Theories with strong predictive power are highly valued, because the predictions can often encourage the falsification of the theory.
The concept of predictive power differs from explanatory or descriptive power (where phenomena that are already known are retrospectively explained by a given theory) in that it allows a prospective test of theoretical understanding.

24. Scientific method - 12
Scientific ideas that do not confer any predictive power are considered at best "conjectures", or at worst "pseudoscience". Because they cannot be tested or falsified in any way, there is no way to determine whether they are true or false, and so they do not gain the status of "scientific theory".
Theories whose "predictive power" presupposes technologies that are not currently possible constitute something of a grey area.

25. Scientific method - 13
Reproducibility is one of the main principles of the scientific method, and refers to the ability of a test or experiment to be accurately reproduced, or replicated.
The term is very closely related to the concept of testability and, depending on the particular field, may require the test or experiment to be falsifiable.

26. Scientific method - 14
The results of an experiment performed by a group of researchers are generally evaluated by other independent researchers by reproducing the original experiment.
They repeat the same experiment themselves, based on the original experimental description, and see if their experiment gives similar results to those reported by the original group.
The result values are said to be commensurate if they are obtained (in distinct experimental trials) according to the same reproducible experimental description and procedure.

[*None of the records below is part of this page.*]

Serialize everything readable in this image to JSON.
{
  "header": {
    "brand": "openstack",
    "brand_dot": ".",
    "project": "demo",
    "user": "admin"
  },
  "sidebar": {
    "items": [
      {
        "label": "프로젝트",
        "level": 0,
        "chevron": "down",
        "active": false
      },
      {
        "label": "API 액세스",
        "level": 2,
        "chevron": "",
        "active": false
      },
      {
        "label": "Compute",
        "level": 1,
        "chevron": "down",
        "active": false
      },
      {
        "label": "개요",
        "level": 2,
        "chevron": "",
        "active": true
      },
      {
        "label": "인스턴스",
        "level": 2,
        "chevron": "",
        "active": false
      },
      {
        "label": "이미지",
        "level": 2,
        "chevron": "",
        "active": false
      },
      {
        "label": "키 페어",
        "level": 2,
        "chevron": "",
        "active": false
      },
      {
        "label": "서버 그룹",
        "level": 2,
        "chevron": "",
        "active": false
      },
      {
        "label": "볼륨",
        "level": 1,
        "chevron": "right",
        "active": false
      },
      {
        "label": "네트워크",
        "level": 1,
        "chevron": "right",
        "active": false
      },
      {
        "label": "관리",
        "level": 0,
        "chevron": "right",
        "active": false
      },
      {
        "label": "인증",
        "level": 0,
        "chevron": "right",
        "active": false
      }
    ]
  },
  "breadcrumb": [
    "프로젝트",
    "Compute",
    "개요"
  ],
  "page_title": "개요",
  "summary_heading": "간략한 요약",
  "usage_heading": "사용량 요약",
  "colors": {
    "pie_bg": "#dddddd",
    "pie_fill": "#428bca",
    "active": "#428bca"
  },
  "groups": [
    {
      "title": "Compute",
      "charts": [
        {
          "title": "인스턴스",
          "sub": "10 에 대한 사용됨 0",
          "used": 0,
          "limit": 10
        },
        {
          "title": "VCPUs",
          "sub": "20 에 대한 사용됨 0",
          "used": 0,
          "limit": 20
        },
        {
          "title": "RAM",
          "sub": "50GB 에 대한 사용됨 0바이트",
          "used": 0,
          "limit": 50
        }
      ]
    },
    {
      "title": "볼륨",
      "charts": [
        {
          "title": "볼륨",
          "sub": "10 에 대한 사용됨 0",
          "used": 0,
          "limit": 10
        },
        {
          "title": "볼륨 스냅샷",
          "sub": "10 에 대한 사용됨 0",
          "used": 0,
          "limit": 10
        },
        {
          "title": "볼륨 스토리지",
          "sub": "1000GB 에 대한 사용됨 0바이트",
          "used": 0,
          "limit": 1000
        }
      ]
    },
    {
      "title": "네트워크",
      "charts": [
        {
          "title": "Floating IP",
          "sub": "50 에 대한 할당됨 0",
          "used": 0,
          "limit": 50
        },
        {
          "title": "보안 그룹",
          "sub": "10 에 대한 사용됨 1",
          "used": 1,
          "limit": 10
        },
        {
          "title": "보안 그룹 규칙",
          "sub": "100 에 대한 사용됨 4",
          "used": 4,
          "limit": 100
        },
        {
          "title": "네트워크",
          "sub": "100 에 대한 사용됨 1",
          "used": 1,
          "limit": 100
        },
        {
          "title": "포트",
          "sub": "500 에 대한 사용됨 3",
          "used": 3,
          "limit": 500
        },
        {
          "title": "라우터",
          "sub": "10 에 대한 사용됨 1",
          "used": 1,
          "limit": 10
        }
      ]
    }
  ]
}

27. Scientific method - 15
Experiments which cannot be reliably reproduced are generally not considered to provide useful scientific evidence.
Results which prove to be highly reproducible are given more credence than those which are less reproducible, although this is based on an intuitive application of the principle of induction, rather than on the strict application of the principles of falsifiability.

28. Science features – summary 1
Science is the organized, systematic enterprize that gathers knowledge about the world and our theorizations and condenses it into testable laws and principles.
The features of science that distinguish it from pseudoscience are: repeatability, economy, mensuration, heuristics, consilience.

29. Science features – summary 2
Repeatability: The same phenomenon is sought again, preferably by independent investigation, and the interpretation given to it is confirmed or discarded by means of novel analysis and experimentation.
Economy: Scientists attempt to abstract the information into the form that is both simplest and aesthetically most pleasing – the combination called elegance – while yielding the largest amount of information with the least amount of effort.

30. Science features – summary 3
Mensuration: If something come be properly measured, using universally accepted scales, generalizations about it are rendered unambiguous.
Heuristics: The best science stimulates further discovery, often in unpredictable new directions; and the new knowledge provides an additional test of the original principles that led to its discovery.
Consilience: The explanations most likely to survive, of different phenomena, are those that can be connected and proved consistent with one another.